BTP lideri Hüseyin Baş hakim karşısına çıktı

Hüseyin Baş, “Bütün muhalefetin yargılandığı süreçten geçiyoruz. Türk siyasetinin bir an önce durulmasını temenni ediyoruz” dedi.

Hüseyin Baş, “Bütün muhalefetin yargılandığı süreçten geçiyoruz. Türk siyasetinin bir
Hüseyin Baş, “Bütün muhalefetin yargılandığı süreçten geçiyoruz. Türk siyasetinin bir an önce durulmasını temenni ediyoruz” dedi.

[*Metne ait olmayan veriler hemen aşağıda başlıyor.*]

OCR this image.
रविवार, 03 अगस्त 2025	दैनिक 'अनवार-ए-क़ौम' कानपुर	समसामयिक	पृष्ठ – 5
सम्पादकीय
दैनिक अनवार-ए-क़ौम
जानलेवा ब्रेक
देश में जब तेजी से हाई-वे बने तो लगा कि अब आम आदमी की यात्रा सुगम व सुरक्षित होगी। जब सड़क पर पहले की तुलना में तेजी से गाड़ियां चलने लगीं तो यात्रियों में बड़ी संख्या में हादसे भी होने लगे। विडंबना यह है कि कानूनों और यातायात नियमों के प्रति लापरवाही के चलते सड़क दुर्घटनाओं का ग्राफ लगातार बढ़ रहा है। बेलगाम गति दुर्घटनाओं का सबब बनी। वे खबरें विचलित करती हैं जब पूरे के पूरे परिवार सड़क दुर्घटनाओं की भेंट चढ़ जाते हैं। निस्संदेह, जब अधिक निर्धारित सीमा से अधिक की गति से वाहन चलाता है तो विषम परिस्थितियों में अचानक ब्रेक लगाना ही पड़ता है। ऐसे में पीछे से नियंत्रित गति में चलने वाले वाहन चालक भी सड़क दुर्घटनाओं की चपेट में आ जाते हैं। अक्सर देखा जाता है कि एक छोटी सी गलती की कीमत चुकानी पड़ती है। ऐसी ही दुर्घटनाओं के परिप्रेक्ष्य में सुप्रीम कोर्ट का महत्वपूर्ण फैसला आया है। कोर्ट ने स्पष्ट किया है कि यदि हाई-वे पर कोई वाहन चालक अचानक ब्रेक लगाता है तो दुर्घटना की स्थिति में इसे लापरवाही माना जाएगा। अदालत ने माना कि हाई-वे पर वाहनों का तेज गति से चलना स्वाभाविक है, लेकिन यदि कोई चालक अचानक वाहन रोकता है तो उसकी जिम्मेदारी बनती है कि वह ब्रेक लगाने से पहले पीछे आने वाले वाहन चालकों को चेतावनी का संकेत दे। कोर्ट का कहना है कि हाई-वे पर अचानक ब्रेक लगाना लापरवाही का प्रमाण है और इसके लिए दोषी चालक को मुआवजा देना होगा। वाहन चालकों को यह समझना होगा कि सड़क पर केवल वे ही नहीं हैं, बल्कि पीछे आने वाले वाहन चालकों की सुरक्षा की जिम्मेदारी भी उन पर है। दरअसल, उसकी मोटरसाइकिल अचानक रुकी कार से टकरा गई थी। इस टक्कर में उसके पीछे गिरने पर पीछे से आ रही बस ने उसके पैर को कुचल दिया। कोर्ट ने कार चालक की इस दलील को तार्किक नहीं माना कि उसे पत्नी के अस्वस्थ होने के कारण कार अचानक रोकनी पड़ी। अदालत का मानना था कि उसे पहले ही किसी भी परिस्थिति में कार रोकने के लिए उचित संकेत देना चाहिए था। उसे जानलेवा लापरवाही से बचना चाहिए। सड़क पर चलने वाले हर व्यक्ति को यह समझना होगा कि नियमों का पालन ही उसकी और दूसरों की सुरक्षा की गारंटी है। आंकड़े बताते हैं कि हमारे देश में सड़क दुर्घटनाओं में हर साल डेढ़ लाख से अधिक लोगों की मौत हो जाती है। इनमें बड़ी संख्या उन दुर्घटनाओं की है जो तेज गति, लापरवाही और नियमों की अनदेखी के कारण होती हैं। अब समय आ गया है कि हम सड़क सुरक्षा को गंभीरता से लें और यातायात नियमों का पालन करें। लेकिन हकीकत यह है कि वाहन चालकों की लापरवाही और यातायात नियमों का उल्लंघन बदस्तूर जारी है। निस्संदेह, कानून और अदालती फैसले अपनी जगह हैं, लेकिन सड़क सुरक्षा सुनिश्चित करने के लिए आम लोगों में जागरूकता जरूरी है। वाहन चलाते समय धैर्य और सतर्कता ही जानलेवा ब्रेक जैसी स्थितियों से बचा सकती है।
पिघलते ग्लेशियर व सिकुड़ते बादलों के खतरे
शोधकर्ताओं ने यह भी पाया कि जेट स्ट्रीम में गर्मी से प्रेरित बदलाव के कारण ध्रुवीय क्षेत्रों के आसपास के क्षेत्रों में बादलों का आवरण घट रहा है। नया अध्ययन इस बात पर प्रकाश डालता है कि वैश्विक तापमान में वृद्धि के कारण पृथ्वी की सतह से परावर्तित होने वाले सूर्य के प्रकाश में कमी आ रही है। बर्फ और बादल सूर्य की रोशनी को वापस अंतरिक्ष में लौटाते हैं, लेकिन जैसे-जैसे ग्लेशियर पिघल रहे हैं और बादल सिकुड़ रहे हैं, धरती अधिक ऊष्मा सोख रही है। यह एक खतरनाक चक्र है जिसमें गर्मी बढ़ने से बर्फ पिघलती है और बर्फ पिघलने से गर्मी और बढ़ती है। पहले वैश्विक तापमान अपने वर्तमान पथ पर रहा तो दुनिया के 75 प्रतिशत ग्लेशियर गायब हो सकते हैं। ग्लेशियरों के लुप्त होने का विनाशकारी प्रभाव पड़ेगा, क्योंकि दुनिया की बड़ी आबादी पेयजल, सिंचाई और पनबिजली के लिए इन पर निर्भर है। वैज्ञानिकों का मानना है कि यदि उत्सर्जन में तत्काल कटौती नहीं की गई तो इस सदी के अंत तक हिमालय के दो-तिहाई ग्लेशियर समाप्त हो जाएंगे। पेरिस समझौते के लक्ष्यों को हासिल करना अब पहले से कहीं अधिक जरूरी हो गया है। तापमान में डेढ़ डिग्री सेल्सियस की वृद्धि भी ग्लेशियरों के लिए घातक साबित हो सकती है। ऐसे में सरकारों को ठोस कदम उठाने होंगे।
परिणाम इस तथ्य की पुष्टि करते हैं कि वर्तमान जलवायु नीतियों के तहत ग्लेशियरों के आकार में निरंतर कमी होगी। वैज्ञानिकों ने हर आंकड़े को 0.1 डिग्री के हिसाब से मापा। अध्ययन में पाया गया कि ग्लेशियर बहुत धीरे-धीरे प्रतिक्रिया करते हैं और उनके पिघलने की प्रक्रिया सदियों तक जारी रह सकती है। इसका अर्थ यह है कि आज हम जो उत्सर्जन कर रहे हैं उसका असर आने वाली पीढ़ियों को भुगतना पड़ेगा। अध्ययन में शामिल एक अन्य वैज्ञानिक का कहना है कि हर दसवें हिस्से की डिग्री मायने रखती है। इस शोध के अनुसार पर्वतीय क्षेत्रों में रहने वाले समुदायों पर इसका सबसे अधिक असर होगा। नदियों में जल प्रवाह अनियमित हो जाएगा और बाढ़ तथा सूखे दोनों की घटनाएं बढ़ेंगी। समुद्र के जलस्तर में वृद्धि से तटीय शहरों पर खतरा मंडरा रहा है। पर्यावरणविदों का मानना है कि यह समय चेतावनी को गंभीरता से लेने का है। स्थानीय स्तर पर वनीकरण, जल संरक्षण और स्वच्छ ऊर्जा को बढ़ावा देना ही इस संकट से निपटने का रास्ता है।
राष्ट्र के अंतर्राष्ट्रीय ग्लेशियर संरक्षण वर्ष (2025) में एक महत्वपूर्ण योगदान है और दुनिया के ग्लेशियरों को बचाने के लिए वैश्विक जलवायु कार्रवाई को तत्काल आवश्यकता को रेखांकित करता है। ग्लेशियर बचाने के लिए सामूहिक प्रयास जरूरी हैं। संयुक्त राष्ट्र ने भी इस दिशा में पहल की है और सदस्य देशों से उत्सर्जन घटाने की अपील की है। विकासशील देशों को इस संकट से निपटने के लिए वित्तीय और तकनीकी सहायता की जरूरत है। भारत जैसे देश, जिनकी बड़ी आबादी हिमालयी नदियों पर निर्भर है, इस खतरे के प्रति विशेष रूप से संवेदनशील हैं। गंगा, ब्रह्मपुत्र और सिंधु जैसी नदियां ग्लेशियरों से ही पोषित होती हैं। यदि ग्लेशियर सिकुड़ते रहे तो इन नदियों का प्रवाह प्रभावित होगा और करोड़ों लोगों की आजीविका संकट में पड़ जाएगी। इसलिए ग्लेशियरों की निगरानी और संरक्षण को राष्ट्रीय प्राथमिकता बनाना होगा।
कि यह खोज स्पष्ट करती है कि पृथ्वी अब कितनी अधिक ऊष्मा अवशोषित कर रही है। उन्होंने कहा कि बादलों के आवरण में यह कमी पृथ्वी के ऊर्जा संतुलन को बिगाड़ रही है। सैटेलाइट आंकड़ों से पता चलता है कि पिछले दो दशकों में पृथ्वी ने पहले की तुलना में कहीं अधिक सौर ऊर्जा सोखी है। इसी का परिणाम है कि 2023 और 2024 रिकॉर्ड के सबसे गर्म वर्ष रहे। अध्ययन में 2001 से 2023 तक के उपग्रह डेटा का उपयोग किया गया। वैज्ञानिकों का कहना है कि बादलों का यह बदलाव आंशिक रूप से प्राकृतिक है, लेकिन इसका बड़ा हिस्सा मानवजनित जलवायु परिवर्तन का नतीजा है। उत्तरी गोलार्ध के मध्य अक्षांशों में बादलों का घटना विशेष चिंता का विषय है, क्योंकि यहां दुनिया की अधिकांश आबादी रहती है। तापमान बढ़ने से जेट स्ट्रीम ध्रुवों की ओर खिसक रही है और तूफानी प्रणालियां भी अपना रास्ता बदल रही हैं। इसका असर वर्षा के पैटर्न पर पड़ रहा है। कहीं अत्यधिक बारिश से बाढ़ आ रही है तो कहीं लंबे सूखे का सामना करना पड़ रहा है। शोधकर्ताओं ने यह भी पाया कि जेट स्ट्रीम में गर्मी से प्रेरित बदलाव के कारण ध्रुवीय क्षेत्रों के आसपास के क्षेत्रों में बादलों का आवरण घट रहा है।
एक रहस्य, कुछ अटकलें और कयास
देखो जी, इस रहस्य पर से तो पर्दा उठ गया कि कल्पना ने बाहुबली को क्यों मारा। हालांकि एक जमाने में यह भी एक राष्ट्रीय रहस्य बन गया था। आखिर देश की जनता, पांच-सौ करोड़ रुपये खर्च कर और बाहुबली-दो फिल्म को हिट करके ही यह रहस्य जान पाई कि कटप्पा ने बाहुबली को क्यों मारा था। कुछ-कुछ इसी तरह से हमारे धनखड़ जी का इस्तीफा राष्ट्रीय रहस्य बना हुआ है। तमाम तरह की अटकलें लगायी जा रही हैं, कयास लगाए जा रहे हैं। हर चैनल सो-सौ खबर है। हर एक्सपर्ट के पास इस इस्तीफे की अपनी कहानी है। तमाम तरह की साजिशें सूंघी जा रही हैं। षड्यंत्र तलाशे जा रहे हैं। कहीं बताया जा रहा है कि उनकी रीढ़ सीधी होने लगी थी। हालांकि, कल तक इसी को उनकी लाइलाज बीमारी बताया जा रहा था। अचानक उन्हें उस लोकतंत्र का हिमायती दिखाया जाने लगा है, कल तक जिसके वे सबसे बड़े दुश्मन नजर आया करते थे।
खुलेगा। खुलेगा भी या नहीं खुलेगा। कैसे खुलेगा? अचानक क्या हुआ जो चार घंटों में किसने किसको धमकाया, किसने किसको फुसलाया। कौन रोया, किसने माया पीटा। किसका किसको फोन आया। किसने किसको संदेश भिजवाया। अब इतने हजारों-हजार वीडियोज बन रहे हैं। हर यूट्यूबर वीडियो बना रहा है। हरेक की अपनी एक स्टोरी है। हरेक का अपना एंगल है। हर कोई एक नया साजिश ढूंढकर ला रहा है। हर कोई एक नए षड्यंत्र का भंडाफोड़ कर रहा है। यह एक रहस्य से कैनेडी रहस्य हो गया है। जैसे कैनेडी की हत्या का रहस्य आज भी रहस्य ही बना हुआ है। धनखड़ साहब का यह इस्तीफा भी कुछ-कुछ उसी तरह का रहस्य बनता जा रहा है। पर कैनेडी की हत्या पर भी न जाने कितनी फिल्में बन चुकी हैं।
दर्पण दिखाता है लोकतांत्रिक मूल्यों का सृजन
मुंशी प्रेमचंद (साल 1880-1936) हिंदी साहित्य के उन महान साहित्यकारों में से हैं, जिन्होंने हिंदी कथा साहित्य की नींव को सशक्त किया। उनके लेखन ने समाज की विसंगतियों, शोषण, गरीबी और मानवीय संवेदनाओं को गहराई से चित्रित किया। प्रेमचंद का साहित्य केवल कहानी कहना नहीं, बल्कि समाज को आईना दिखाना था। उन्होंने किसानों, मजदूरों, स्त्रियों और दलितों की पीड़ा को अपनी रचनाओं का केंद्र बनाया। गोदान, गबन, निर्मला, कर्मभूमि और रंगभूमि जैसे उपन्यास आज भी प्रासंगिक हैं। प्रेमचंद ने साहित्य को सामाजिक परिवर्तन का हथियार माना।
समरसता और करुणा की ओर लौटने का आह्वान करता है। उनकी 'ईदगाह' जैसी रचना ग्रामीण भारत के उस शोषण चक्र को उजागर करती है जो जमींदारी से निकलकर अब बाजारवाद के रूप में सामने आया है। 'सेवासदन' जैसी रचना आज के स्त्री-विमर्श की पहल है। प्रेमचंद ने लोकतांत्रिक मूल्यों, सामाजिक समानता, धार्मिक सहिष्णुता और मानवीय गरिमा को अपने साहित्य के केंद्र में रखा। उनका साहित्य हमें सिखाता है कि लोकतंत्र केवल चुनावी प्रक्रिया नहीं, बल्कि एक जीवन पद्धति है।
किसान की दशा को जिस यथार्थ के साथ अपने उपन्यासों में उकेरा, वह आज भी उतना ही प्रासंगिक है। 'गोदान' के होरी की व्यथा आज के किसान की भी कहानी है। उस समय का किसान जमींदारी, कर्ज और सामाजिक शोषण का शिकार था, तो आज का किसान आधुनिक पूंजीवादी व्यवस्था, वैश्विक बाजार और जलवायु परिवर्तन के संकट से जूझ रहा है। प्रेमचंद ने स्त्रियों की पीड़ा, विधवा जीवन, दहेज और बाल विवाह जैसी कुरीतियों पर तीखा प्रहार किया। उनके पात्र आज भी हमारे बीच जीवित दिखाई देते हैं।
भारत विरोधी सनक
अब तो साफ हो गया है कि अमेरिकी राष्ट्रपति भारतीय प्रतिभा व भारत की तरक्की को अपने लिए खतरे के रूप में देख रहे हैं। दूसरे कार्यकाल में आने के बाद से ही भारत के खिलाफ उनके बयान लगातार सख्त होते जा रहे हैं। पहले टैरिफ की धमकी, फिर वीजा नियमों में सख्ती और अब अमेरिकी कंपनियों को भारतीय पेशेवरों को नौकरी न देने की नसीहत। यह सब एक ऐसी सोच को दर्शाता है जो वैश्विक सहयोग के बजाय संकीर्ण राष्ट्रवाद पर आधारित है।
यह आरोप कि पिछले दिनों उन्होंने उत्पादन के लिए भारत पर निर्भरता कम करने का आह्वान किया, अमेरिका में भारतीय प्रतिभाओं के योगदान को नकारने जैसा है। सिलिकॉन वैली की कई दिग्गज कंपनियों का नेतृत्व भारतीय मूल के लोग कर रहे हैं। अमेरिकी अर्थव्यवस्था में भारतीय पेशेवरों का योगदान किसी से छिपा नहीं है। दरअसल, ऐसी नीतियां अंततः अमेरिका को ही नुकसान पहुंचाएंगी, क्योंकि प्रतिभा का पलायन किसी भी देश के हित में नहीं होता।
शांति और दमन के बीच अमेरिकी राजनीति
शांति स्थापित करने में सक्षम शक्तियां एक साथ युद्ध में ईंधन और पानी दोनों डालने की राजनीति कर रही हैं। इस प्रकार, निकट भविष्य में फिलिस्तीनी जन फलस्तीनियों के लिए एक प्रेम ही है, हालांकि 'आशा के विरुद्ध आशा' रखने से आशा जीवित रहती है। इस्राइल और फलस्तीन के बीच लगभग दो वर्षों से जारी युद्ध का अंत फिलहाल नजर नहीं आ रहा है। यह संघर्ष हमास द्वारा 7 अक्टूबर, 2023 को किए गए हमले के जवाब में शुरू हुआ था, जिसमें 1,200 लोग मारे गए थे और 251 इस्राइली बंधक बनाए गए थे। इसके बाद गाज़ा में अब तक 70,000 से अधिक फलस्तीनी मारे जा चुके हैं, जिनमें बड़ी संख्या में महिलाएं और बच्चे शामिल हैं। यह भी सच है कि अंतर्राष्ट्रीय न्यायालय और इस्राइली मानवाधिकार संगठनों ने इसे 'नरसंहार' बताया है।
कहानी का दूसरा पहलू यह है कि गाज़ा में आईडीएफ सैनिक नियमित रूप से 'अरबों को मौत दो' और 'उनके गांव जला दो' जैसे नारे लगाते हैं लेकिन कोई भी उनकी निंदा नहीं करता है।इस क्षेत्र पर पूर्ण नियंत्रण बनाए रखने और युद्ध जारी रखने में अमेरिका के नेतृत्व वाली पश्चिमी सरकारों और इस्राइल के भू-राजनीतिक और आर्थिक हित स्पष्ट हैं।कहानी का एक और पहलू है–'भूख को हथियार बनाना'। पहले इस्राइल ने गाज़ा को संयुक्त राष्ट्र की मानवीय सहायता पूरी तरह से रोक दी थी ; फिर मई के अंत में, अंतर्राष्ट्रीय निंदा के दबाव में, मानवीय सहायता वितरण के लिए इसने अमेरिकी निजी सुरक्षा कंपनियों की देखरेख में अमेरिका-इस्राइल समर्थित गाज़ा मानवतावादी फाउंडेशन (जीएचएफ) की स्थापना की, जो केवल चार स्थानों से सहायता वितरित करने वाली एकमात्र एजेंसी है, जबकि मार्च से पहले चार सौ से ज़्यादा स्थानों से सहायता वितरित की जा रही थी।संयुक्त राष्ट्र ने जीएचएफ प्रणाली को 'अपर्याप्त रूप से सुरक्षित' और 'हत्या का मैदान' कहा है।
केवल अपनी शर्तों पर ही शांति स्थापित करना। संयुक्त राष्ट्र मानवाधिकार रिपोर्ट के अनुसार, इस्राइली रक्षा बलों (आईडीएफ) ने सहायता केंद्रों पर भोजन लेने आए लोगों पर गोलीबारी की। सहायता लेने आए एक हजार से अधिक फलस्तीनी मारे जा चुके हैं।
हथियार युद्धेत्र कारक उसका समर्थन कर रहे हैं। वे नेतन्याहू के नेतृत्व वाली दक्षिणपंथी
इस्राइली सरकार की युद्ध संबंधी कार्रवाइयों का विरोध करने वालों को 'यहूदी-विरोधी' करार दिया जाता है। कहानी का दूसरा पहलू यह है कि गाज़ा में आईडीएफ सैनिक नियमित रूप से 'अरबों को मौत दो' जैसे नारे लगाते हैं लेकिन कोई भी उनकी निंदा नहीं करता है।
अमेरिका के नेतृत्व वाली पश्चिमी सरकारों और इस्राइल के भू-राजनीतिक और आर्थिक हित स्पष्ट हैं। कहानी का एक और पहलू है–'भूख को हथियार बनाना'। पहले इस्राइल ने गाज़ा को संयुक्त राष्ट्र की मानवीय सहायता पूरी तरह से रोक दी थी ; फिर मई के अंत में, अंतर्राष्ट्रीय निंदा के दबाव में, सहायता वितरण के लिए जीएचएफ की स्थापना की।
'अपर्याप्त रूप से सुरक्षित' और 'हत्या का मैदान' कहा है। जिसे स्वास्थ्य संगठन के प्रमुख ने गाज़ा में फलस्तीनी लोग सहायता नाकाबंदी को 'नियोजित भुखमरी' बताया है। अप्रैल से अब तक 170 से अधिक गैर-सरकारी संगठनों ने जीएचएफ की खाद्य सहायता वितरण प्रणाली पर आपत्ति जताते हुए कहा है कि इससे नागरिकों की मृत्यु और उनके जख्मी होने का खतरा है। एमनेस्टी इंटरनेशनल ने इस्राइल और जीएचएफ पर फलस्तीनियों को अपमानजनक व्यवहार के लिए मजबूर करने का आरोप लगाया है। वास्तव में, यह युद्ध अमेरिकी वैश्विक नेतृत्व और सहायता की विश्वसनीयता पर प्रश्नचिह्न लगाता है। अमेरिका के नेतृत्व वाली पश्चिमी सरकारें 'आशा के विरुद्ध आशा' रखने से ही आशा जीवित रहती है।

Bağımsız Türkiye Partisi (BTP) Genel Başkanı Hüseyin Baş Cumhurbaşkanına hakaret iddiasıyla yargılandığı davada ilk kez hakim karşısına çıktı. Çağlayan’daki 11. Asliye Ceza Mahkemesinde görülen duruşmada BTP lideri yaklaşık yarım saat süren sözlü bir savunma yaptı.
Duruşmada BTP lideri Hüseyin Baş’ın avukatlığını Prof. Dr. Ümit Kocasakal yaptı. Avukatların da savunmalarını yapmalarının ardından kararını açıklayan mahkeme davayı 15 Ocak’a erteledi.
“Türk siyasetinin bir an önce durulmasını temenni ediyoruz”
Mahkeme çıkışında açıklama yapan BTP Genel Başkanı Hüseyin Baş şunları söyledi;
“Bugün ilk duruşmamıza çıktık. Cumhurbaşkanına hakaret iddiası kapsamında savcılık esas hakkında mütalaasını verdi ve cezalandırma istedi. Duruşmada ara karar verildi ve Ocak ayına ertelendi. Süreci yine takip edeceğiz. Bizim daha önce söylediğimiz gibi herhangi bir hakaret ifadesini hiçbir şekilde kullanmamamız ve herhangi bir şahsa karşı da kullanmamamız sebebiyle zaten ortada bir suç oluşmadı. Suçun ne manevi, ne maddi unsurları ortada yoktu ama yargılama devam ediyor.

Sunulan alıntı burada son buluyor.